Markets balked at the removal (taper) of QE back in 2013 into 2014, yet at the end of the day it was the right thing and markets responded positively. Let’s take a closer look at this. The announcement in October 2013 was the Fed would start removing the generous 85 billion a month QE by 10 billion a month. The initial reaction was a pop in volatility and drop in the stock market, but finished the year higher by 10%! The VIX went to 20 and right back into the low teens. With some clarity and uncertainty removed the markets eventually responded positively.
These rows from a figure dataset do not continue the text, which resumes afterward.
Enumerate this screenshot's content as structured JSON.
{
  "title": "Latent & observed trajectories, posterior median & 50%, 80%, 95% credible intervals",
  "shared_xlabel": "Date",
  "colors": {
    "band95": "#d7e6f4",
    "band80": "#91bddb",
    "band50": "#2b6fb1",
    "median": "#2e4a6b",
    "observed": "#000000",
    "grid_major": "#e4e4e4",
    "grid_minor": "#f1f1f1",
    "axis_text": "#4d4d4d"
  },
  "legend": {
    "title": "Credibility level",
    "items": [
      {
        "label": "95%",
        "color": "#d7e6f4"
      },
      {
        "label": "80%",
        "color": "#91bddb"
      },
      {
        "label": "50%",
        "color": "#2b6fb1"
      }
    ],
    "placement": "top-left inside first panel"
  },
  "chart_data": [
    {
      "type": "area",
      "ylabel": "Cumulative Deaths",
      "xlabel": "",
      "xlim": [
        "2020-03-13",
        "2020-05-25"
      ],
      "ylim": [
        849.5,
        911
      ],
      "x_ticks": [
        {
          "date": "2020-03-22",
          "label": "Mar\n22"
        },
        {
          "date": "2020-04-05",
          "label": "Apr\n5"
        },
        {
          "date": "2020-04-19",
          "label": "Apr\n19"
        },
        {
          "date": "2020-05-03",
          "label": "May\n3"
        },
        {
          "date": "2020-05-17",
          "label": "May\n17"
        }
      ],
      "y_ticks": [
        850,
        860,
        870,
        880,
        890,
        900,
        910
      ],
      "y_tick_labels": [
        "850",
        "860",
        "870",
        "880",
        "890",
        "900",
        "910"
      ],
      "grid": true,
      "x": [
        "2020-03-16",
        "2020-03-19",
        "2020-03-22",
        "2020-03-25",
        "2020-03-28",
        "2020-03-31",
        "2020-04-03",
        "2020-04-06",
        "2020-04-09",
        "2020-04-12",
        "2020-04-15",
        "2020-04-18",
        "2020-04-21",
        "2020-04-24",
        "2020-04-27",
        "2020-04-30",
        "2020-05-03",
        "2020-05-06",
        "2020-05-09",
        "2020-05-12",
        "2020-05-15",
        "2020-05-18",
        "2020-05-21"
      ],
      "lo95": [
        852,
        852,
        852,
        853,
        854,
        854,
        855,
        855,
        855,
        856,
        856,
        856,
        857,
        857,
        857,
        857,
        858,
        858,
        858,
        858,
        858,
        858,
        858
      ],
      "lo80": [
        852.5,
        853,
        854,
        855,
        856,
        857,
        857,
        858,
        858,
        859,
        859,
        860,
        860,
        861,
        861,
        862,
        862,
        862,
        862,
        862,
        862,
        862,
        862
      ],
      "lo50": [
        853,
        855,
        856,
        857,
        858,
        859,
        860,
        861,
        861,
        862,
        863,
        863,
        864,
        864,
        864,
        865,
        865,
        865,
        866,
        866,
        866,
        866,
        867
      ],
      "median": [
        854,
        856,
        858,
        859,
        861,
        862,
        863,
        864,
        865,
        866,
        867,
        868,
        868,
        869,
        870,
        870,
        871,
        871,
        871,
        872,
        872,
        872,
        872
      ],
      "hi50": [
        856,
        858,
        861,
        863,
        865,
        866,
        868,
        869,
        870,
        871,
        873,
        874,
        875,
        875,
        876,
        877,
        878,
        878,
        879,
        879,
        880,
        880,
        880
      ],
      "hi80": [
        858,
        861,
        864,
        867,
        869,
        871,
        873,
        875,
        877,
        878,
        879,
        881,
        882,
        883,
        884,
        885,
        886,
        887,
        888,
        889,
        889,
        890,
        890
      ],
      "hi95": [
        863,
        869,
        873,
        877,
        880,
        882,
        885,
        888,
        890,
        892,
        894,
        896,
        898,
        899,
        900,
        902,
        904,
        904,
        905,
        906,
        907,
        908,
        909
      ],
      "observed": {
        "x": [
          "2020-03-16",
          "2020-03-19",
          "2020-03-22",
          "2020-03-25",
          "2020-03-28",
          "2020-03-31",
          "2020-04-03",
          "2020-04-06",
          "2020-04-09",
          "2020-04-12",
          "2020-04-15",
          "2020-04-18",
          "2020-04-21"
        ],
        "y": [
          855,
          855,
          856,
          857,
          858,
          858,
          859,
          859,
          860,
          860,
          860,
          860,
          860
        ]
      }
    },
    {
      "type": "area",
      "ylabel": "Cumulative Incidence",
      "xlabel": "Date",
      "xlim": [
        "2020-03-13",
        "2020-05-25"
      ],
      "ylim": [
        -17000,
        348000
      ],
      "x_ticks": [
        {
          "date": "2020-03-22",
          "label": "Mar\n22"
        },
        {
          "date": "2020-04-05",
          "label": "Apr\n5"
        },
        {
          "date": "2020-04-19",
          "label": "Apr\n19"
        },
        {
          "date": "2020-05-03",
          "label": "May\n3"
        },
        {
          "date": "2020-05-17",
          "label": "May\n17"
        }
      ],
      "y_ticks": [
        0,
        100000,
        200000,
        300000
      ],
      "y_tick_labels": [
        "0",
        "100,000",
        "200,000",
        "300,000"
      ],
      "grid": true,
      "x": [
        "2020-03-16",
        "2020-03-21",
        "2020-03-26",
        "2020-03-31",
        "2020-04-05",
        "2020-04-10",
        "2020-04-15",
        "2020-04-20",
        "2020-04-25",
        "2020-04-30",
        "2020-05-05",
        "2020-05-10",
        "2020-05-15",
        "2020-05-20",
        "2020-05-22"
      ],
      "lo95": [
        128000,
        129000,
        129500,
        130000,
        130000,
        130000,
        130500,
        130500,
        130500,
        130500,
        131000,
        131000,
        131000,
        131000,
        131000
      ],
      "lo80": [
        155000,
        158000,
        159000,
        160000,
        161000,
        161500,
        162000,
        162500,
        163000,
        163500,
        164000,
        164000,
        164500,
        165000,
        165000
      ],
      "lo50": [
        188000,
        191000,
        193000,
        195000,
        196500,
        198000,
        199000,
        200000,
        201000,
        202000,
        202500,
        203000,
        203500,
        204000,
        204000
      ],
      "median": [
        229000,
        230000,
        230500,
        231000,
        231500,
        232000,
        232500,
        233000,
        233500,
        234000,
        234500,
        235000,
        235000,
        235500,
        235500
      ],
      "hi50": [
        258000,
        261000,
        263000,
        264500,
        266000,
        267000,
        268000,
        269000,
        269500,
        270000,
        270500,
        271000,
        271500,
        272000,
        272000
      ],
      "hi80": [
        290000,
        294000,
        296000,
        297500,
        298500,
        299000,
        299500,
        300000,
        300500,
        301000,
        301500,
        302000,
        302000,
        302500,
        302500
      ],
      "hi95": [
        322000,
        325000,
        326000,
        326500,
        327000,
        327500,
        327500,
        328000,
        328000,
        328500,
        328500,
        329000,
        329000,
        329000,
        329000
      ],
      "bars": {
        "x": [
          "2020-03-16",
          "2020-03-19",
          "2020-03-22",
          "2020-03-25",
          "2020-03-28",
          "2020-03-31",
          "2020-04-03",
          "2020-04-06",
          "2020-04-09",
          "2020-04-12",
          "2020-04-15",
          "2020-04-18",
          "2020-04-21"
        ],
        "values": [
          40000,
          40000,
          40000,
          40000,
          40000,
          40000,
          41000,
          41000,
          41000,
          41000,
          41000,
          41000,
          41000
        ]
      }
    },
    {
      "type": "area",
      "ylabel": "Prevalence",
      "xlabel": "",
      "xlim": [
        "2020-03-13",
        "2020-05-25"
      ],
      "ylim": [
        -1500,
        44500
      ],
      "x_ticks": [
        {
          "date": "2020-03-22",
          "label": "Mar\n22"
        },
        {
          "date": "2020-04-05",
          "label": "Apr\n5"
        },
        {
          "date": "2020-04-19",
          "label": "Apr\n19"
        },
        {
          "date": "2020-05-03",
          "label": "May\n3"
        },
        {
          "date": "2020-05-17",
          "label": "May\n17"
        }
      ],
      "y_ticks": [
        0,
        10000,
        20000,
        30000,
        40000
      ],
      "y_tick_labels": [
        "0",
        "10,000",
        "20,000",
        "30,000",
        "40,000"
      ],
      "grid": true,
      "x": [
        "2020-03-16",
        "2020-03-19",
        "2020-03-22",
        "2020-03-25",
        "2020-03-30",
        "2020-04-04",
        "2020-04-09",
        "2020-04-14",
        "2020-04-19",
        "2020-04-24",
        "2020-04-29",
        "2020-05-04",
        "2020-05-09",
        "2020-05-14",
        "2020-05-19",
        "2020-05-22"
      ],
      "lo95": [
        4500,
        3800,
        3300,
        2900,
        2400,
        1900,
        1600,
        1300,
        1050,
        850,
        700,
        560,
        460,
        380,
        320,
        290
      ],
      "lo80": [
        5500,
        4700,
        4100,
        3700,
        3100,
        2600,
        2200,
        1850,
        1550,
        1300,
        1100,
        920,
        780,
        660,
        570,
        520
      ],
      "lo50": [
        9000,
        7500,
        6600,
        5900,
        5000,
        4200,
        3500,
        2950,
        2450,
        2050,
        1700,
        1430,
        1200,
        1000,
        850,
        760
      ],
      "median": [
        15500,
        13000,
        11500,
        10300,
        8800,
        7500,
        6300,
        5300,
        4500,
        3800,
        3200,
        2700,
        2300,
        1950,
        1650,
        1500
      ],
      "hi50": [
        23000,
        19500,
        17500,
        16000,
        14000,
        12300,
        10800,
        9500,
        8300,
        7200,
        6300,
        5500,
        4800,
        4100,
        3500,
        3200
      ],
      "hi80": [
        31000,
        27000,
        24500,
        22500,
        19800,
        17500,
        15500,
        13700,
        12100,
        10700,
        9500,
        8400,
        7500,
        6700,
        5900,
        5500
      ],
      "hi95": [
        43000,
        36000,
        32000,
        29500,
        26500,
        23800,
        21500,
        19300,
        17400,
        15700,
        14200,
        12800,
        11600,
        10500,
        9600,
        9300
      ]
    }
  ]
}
This should have been the model followed by the Fed this time around. The ‘taper tantrum’ often talked about in 2014 was a non-event. The stock market rose in 2014 in the face of tapering and when it ended a year later (October 2014), the SPX 500 was up more than 12%. The market drop (nearly 9.4%) due to ebola was far worse than any news brought by the Fed.
So, why didn’t the Fed move this time around? That’s a good question, considering much of the talk leading up to the meeting was pointing toward starting the normalization of interest rates. I’m sure it was a close call with good supporting arguments on both sides. This meeting was a great opportunity to get rates back onto a normal path, but they seemed to be frozen by perceived global turmoil. Inflation is not near target and seems to be slipping, a tighter policy, no matter how small the rise sends a signal to markets that higher rates are on the horizon. Let’s understand the Fed does not think in current terms, rather they seek policy directives based on future expectations. Nothing in the future is certain, but the best minds we have on the committee must make the best decisions for all. Simply put, tighter policy might have damaged emerging markets and derailed some global growth.
On the other hand, wage growth and some price levels have exceeded their 2% target, and perhaps will approach 2.5-3%, well above the speed limit accepted by the Fed. While not near full employment (large amount of workers out of the labor force), at some point wage growth will start to have an affect on overall inflation. Should the Fed ignore these gains as they grapple with market volatility? Perhaps the Fed is creating the volatility by showing uncertainty and too much caution, listening to other pleas for keeping easy policy (IMF, others) rather than sticking to the data.